Hope you can get over your pain, try and get some help if that makes sense to you.
I appreciate the comment. You're right, things have been worse for certain people.
I'm definitely not 'elite' even though I've been a software engineer for 15 years, I was very unfortunate. Just imagine doing everything right but everything that's outside of your control going terribly wrong. That's what happened to me. I know others in the industry who had it worse but there is no consistency in experience.
The fact that you assume that because I've been a software engineer for 15 years, that it means I wasn't struggling financially the whole time is telling. It's what I meant when I said that we speak the same words but they don't mean the same thing. You assume software engineer means someone who is well-off. You don't know what country I'm from. I tell you, if you're outside of the US, the experience of being a software engineer has been VERY different. I'm based in Australia but I lived in Europe for several years (which was a horrible idea career-wise).

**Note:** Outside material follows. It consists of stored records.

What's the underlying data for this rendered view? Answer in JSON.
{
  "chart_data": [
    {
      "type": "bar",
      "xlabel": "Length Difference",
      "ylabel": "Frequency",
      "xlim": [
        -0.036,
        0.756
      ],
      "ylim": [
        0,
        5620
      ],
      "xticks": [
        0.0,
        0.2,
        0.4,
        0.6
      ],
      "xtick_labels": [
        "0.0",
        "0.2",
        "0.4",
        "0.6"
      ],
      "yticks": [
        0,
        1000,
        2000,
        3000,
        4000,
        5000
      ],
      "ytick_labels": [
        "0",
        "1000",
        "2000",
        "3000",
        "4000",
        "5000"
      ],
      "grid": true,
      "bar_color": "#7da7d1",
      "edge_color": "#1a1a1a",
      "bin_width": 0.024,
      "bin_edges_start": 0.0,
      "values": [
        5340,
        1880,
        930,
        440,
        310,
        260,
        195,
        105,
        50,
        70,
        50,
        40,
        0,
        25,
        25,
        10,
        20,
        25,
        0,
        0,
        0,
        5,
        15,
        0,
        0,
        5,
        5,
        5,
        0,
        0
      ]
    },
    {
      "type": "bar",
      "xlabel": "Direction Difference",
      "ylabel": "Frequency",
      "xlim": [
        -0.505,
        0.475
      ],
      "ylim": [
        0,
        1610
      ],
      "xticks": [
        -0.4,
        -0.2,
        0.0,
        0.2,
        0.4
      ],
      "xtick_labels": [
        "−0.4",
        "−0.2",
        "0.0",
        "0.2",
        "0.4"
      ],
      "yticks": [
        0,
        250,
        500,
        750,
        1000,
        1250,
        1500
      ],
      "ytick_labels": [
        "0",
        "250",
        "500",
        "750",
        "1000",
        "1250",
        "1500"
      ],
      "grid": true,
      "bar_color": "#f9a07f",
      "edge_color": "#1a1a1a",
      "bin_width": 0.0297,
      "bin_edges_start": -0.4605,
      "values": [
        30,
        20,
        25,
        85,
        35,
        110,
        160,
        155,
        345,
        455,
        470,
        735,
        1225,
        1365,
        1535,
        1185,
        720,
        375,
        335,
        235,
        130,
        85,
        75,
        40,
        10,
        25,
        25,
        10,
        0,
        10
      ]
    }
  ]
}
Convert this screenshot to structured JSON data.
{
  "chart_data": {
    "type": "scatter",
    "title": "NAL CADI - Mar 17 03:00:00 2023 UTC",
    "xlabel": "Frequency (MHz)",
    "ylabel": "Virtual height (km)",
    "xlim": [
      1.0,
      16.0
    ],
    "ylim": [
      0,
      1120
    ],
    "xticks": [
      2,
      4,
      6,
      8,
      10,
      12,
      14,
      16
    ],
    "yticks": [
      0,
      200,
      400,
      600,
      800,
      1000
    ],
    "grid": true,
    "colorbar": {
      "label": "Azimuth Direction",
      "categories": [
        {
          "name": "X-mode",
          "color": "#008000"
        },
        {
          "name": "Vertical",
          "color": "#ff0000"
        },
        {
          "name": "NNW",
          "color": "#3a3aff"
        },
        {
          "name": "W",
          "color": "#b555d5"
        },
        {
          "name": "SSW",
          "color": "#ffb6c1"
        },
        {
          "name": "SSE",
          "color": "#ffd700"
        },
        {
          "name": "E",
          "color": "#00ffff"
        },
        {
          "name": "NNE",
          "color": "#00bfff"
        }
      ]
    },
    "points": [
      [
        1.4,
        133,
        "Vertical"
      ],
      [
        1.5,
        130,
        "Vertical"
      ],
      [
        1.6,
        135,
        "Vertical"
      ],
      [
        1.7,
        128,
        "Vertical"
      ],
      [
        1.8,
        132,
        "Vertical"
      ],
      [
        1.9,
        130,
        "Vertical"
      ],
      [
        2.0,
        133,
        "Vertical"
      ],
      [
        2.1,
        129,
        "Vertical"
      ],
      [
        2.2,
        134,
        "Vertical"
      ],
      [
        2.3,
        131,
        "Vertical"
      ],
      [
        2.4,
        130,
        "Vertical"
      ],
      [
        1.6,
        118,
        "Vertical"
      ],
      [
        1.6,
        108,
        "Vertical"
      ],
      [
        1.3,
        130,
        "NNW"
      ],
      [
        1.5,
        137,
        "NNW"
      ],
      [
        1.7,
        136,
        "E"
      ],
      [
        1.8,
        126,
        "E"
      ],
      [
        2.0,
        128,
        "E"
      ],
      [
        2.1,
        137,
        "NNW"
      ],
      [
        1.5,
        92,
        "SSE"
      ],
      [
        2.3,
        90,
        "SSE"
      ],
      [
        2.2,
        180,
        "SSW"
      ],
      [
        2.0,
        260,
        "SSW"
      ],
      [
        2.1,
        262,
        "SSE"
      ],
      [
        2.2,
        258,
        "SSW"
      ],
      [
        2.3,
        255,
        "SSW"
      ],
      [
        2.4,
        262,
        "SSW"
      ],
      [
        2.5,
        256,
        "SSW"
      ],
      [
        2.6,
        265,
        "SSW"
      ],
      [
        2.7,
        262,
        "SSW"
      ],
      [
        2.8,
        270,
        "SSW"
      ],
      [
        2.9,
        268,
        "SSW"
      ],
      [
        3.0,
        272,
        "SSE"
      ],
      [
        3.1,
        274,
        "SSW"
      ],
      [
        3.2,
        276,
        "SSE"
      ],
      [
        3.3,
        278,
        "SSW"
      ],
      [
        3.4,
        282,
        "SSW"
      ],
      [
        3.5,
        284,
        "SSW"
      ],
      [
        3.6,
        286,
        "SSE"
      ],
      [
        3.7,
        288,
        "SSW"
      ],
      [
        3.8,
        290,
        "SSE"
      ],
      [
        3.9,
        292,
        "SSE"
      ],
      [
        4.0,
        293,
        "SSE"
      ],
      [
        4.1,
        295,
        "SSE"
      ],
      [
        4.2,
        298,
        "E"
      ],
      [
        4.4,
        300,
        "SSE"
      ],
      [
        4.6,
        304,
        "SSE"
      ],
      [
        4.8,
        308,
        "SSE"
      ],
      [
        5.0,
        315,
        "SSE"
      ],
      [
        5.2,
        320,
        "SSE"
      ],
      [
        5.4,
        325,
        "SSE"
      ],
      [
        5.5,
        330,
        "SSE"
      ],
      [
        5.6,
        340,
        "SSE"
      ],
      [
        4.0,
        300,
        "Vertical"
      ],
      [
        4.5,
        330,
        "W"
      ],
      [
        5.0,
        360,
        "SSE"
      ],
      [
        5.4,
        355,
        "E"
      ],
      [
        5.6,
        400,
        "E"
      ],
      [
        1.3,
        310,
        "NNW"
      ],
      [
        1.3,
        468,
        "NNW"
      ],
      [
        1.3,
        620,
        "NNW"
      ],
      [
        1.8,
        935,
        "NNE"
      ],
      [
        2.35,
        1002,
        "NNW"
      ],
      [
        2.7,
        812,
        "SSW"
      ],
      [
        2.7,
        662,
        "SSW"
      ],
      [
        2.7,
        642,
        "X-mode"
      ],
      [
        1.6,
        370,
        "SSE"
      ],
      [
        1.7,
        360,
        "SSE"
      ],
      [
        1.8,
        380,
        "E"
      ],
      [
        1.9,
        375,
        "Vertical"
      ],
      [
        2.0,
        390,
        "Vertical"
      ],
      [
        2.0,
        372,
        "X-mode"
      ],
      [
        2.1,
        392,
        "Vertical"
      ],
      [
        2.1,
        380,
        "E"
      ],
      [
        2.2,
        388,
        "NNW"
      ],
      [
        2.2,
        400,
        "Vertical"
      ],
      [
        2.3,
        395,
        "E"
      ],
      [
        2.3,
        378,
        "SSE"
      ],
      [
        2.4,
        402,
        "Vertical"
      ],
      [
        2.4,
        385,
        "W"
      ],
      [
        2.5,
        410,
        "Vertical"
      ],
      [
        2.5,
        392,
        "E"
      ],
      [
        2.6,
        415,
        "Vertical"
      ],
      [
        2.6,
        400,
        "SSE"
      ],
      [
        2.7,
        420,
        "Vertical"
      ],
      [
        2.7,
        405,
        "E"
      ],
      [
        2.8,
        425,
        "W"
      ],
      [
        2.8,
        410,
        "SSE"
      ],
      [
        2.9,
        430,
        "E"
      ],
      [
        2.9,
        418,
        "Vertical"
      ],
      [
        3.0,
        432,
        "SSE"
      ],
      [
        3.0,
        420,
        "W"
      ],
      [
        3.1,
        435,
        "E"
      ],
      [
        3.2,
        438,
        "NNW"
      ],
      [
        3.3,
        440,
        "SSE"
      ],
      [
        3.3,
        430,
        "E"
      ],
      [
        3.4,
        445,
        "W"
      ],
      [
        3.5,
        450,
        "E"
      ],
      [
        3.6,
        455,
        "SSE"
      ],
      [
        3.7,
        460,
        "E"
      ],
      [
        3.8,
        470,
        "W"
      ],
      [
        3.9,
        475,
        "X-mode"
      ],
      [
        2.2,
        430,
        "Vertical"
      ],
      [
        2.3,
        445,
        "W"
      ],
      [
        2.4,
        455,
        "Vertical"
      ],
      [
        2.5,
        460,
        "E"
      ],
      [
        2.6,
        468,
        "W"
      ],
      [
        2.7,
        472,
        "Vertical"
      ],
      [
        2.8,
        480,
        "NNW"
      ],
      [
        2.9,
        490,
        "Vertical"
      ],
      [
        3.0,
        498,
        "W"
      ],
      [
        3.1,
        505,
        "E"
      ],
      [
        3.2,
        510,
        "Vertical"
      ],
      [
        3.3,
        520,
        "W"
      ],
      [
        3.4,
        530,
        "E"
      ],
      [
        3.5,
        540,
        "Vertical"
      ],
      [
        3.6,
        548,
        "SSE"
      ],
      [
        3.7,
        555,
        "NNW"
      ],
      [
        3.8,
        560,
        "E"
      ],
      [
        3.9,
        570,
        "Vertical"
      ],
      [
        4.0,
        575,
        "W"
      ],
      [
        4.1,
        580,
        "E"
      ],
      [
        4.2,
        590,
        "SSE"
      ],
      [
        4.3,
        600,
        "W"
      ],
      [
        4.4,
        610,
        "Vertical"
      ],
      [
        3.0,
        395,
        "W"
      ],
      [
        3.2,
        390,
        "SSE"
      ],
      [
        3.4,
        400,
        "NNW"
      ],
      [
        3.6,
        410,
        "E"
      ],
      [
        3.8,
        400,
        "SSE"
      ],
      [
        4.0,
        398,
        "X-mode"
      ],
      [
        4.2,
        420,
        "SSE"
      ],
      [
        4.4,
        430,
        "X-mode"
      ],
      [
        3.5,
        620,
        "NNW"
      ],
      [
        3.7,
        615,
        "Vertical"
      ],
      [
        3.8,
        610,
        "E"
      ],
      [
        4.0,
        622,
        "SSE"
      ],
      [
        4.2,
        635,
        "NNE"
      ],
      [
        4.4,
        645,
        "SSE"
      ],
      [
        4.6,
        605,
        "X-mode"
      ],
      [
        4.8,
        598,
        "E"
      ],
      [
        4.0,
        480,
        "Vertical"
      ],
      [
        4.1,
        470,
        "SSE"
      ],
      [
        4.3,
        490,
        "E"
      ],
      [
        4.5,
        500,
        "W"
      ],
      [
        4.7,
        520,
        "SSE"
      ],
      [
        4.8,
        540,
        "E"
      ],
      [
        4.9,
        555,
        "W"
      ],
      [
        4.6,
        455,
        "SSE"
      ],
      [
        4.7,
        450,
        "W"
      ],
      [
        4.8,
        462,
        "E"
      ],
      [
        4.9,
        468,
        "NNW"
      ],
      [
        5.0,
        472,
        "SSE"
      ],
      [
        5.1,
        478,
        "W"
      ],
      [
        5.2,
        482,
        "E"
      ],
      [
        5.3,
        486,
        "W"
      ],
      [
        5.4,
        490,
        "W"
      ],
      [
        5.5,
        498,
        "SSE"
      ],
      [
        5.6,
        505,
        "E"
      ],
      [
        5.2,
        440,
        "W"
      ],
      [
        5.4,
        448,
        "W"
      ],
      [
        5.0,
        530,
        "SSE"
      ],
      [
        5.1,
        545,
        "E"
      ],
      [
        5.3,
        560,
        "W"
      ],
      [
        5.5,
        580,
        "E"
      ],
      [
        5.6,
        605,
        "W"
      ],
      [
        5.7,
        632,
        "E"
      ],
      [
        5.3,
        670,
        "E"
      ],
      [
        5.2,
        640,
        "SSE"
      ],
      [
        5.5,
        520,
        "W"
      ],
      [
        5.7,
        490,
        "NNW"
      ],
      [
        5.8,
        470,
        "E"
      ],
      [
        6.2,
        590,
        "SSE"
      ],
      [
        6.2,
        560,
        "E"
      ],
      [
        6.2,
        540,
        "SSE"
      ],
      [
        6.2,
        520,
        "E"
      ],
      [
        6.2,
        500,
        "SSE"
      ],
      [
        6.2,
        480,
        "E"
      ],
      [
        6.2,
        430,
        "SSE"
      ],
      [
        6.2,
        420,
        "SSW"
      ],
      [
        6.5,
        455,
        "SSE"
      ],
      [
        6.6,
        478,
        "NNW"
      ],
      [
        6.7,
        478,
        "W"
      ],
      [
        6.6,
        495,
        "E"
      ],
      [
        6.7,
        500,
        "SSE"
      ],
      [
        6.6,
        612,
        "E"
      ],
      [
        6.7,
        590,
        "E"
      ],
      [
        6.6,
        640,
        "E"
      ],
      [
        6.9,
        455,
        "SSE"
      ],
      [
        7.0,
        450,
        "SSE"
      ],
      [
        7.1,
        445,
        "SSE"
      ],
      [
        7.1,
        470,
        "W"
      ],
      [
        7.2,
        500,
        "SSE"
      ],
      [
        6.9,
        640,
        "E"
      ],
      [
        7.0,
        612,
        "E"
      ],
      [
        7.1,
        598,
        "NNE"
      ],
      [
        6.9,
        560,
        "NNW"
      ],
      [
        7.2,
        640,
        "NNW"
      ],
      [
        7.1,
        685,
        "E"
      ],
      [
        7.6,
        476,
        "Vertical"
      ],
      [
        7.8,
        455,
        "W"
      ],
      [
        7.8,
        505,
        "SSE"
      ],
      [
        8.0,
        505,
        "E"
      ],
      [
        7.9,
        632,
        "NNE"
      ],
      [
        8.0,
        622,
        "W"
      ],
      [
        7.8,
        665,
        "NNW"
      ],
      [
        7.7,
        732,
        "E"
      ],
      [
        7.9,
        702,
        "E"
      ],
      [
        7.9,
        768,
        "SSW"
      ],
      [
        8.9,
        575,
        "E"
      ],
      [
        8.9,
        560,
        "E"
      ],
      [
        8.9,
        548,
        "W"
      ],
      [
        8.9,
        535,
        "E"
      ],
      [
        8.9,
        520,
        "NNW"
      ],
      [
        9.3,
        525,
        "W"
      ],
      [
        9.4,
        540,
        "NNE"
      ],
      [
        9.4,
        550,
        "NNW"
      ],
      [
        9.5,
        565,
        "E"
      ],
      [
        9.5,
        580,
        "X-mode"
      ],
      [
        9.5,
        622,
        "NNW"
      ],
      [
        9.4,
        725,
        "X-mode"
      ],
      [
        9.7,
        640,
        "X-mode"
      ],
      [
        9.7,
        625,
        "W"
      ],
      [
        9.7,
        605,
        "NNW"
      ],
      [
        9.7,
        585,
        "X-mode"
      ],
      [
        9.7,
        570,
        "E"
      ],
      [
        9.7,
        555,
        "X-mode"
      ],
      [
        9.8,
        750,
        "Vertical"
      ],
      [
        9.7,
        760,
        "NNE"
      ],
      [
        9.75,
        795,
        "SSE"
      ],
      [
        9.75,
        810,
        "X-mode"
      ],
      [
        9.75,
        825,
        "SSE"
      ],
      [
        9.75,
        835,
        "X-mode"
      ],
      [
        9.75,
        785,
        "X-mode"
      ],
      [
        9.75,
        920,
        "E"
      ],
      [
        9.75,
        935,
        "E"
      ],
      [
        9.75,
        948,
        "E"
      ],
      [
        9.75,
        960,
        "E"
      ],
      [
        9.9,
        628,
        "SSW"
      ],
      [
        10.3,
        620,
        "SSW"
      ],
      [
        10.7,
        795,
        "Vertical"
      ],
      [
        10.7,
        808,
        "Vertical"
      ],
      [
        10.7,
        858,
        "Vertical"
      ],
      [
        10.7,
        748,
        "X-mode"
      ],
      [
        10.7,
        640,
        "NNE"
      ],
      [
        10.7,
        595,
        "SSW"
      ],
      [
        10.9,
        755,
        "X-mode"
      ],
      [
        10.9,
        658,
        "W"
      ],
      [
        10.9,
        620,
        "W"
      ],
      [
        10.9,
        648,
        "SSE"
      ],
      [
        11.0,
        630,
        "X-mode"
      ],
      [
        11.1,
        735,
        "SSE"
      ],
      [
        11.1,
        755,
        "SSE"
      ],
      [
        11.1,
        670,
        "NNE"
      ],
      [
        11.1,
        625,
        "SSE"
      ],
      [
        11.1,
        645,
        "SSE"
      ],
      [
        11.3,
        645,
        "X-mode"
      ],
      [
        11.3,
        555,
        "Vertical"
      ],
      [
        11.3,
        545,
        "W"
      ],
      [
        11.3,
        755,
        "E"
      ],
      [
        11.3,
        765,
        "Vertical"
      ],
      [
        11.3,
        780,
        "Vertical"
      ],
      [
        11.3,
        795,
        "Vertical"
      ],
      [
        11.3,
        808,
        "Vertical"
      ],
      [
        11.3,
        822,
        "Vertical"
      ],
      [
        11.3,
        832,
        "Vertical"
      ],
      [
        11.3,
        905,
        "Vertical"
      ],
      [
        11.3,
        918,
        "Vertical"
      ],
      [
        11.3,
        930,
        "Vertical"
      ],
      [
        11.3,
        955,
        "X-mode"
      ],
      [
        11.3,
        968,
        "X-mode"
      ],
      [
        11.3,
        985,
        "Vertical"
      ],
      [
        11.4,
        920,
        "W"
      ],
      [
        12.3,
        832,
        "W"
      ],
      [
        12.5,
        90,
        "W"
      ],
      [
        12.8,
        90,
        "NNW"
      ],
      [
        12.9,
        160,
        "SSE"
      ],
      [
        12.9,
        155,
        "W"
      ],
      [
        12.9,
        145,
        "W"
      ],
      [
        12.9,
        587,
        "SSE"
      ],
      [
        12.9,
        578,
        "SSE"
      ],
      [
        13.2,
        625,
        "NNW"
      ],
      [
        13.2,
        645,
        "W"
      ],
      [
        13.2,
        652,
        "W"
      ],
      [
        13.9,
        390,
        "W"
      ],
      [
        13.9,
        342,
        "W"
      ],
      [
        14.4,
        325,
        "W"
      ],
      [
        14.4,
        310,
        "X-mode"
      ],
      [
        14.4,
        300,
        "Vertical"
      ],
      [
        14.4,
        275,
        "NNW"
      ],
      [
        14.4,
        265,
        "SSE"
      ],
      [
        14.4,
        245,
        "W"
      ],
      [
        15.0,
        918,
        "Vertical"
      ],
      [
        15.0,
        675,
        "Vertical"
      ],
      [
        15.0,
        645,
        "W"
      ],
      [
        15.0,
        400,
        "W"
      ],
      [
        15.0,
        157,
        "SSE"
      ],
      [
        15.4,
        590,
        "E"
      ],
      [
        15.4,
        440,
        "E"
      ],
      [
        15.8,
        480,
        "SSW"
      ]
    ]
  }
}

I have a friend from India. I'm jealous of him. His salary relative to cost of living is incredible. He can live like a king in his own country. I had some colleagues from Poland; they can buy their own houses/apartments working remote and living in their own countries. Meanwhile, I don't have the legal right to own property in those cheap countries, not even mentioning language barriers. I can't afford a deposit on a house in my country. I could never afford. Impossible to find a house or even apartment under $1 million. I've been living paycheck to paycheck. I struggled hard and only just managed to save like $30k in assets over 15 years working nights and most weekends on side projects. I'm running like 5 full-featured, working side projects concurrently none of them making money currently. I did get passive income from one of them for about 3 years but then was basically cheated out of it by a whole group of powerful people in crypto sector. Literally a conspiracy to discredit and defame me within my community, without any apparent justification and no basis in fact; just before COVID happened; I became somewhat paranoid because of this... Then COVID and ensuing political environment just poured fuel on the fire.
> I'm running like 5 full-featured, working side projects concurrently none of them making money currently.
Just stop. Turn them off. Don’t renew the domains. People think that nothing should ever disappear from the internet, ever, but they can either pay you or shout into the void. You owe the tech world nothing.
I can't because one of those is a low-code/no-code platform which I've used to build and run my 6th startup with a co-founder who relies on me... And it works very well. I mentally cannot abandon a project that works better than alternatives. I cannot justify it to myself. If it sucked, I would easily abandon it. But it's very good, flexible and reliable so I cannot find the motivation to give up. It's a weird situation where it would require more effort from me to give up than to keep it running.
There needs be a reason to give up something. I cannot find any such reason. If I gave up on it, my entire worldview would collapse and I don't know what monster I would turn into.
>You're right, things have been worse for certain people.
I mean, in a historical context, things have been worse for almost everybody except a tiny percentage of the population and even they had issue that you treat easily today. For example if you're based in the AU, then you have affordable healthcare without the risk of bankruptcy. You don't have parasites. You don't have infections. Even though you feel broke, you live as well as or better than the historical merchant class.
>Meanwhile, I don't have the legal right to own property in those cheap countries
I mean, this is part of why housing is cheap in those countries. Treat housing like an asset, and don't be surprised why it's expensive.